Boston Marathon's first female runner continues to blaze a trail
It's been more than 50 years since Kathrine Switzer broke barriers (and rules) to become the first woman to run the Boston Marathon.
"There were people who told me that I was their Joan of Arc," Switzer said of the flood of feedback she got after the fact. "And there were others who said that I was going to burn in hell for it."
Now 72, Switzer is still running, and still pushing the envelope. For others.
A few years ago, Switzer created 261 Fearless, an organization that is out to empower women through the creation of local running clubs, education programs, communication platforms and social running events. 261 was the number on Switzer's bib in that infamous 1967 Boston Marathon when she dropped the running community on its head with her defiance to run the race in spite of the fact that women weren't allowed to run marathons at that time, mostly because they were deemed to be "too fragile."
The still spunky Switzer was in the area last weekend as part of the Humana Rock 'n Roll Challenge. The half marathon in downtown Chicago was just one of the activities that 261 Fearless took part in while headquartered at McCormick Place to promote the benefits, not only physical, but also mental and psychological, of running for women.
Switzer still runs for no less than an hour a day, or 25 to 30 miles a week. She'll run at least one marathon a year and dozens of 5Ks, 10Ks, half marathons and trail races.

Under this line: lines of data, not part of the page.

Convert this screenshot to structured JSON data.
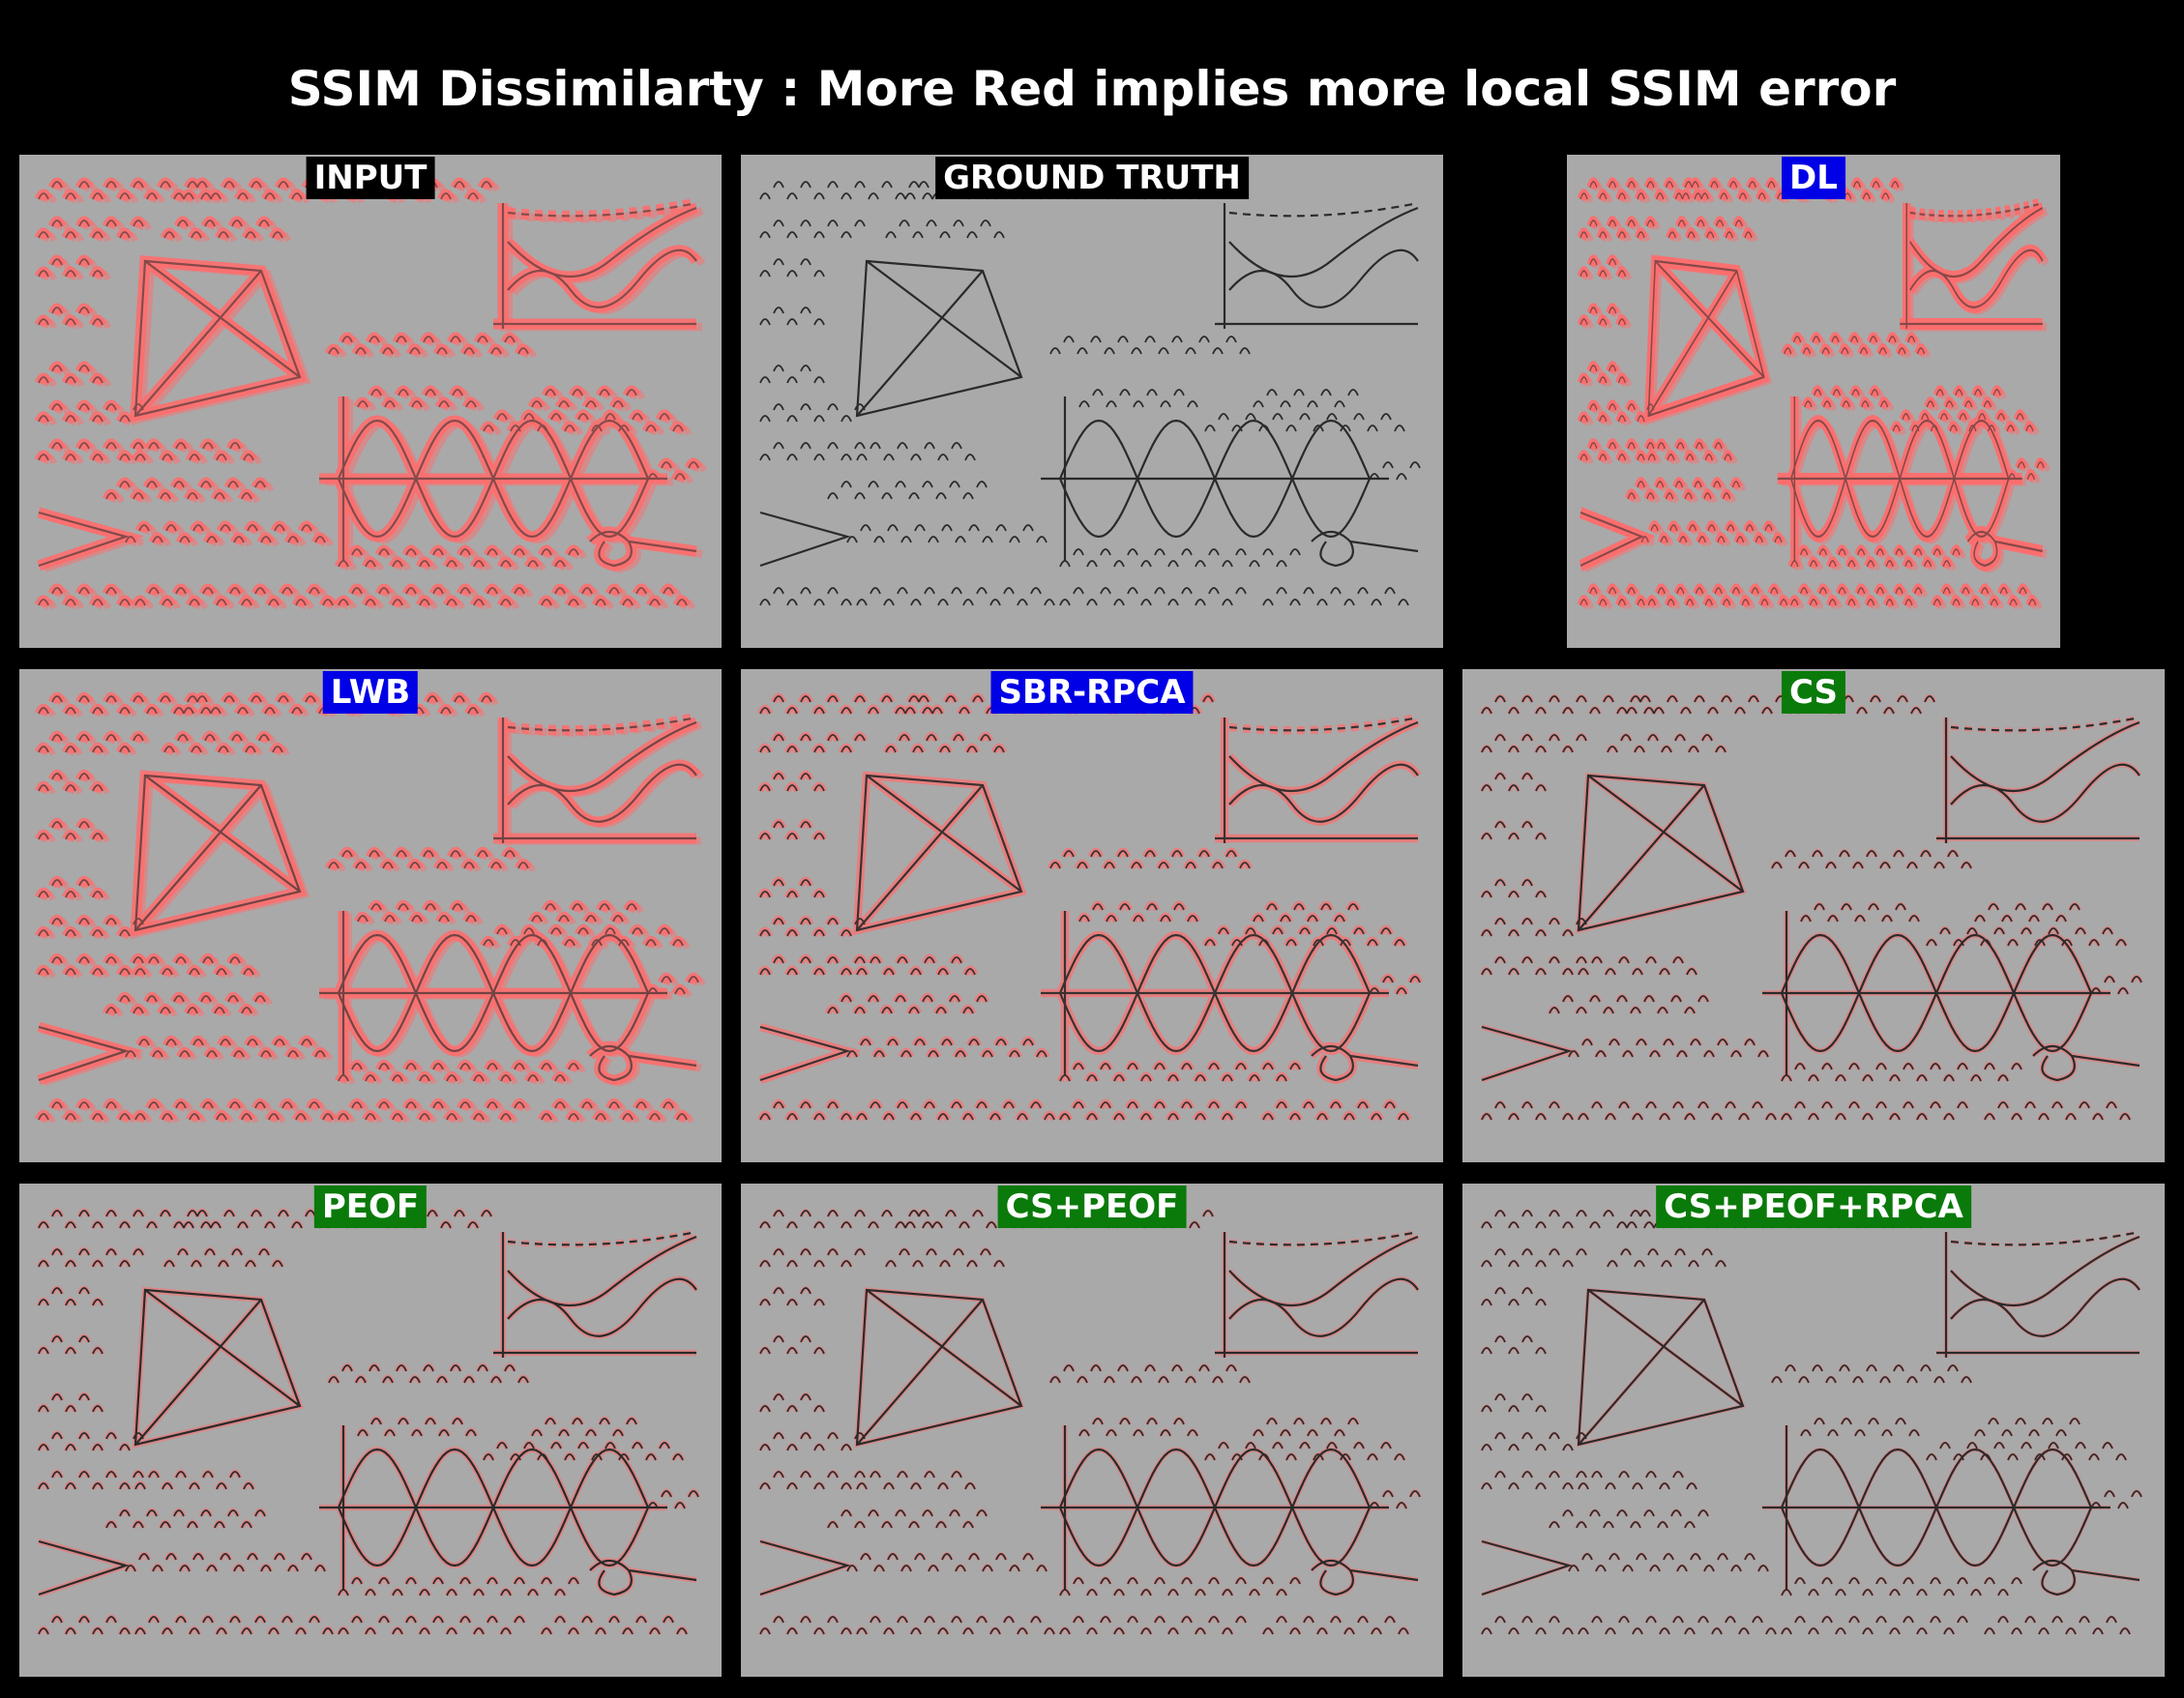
{
  "title": "SSIM Dissimilarty : More Red implies more local SSIM error",
  "colors": {
    "background": "#000000",
    "board": "#a9a9a9",
    "ink": "#2a2a2a",
    "error_red": "#ff6e6e",
    "label_black": "#000000",
    "label_blue": "#0000e6",
    "label_green": "#0a7a0a"
  },
  "panels": [
    {
      "label": "INPUT",
      "label_color": "#000000",
      "error_level": 0.9,
      "blur": 1.0
    },
    {
      "label": "GROUND TRUTH",
      "label_color": "#000000",
      "error_level": 0.0,
      "blur": 0.0
    },
    {
      "label": "DL",
      "label_color": "#0000e6",
      "error_level": 1.0,
      "blur": 1.0
    },
    {
      "label": "LWB",
      "label_color": "#0000e6",
      "error_level": 0.85,
      "blur": 0.8
    },
    {
      "label": "SBR-RPCA",
      "label_color": "#0000e6",
      "error_level": 0.6,
      "blur": 0.2
    },
    {
      "label": "CS",
      "label_color": "#0a7a0a",
      "error_level": 0.3,
      "blur": 0.0
    },
    {
      "label": "PEOF",
      "label_color": "#0a7a0a",
      "error_level": 0.35,
      "blur": 0.0
    },
    {
      "label": "CS+PEOF",
      "label_color": "#0a7a0a",
      "error_level": 0.25,
      "blur": 0.0
    },
    {
      "label": "CS+PEOF+RPCA",
      "label_color": "#0a7a0a",
      "error_level": 0.15,
      "blur": 0.0
    }
  ]
}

"I want women to understand that it is never too late to start a fitness program," Switzer said. "We want 261 to make them feel fearless about doing it. We want them to take the first step with us.
"I remember being nervous and insecure when I first started running. But as I kept doing it, I felt empowered as I ran. I want every woman I know to feel this way. And I really think that 261 Fearless can empower women even beyond running."
According to its website, 261 Fearless wants to create a sisterhood to women all over the world, allowing "fearless women to pass strength gained from running onto women who are facing challenges and, hence, sparking a revolution of empowerment."
Switzer not only talks the talk, she walks the walk. Or in her case, runs it. She believes she is a walking billboard for how running and a fit lifestyle can help women age gracefully and powerfully.
Besides maintaining her aggressive workout regimen, she is a writer, public speaker and active in 261 Fearless.
"I run at my age to break stress. This is when I can get my head together and get my ideas right," Switzer said. "Anyone can do it. I just tell women, put your shoes at the door, and do a little at a time each day. Start with walking. Then maybe you jog and run a little. It will feel good.
"When I come back from a run, I always come back happy and refreshed."
For information about the group, visit 261fearless.org.
All in the family: Chicago Sky players Allie Quigley, Courtney Vandersloot and Diamond DeShields will play in Saturday's WNBA All-Star Game (2:30 p.m., ABC) at Mandalay Bay in Las Vegas.
The Sky and the Las Vegas Aces are the only teams with three players in the game.
Even more impressive than the Sky's strong presence as all-stars is the Sky's strong support system.
It has been reported by Sky players that at least six and maybe all remaining nine players are planning to attend the game as a show of support.
"I think that says a lot about this group that we have," Vandersloot said. "I feel like I wouldn't be an all-star without (the rest of the team), so I'm glad they're coming so I get to share that with them."
Vandersloot was selected by captain and former Sky star Elena Delle Donne of the Washington Mystics to be on Team Delle Donne. Quigley and DeShields were selected by captain A'ja Wilson of the Las Vegas Aces to be on Team Wilson.
Ex-Sky players in the game are Sylvia Fowles of the Minnesota Lynx, Candice Dupree of the Indiana Fever and Kristi Toliver of the Washington Mystics.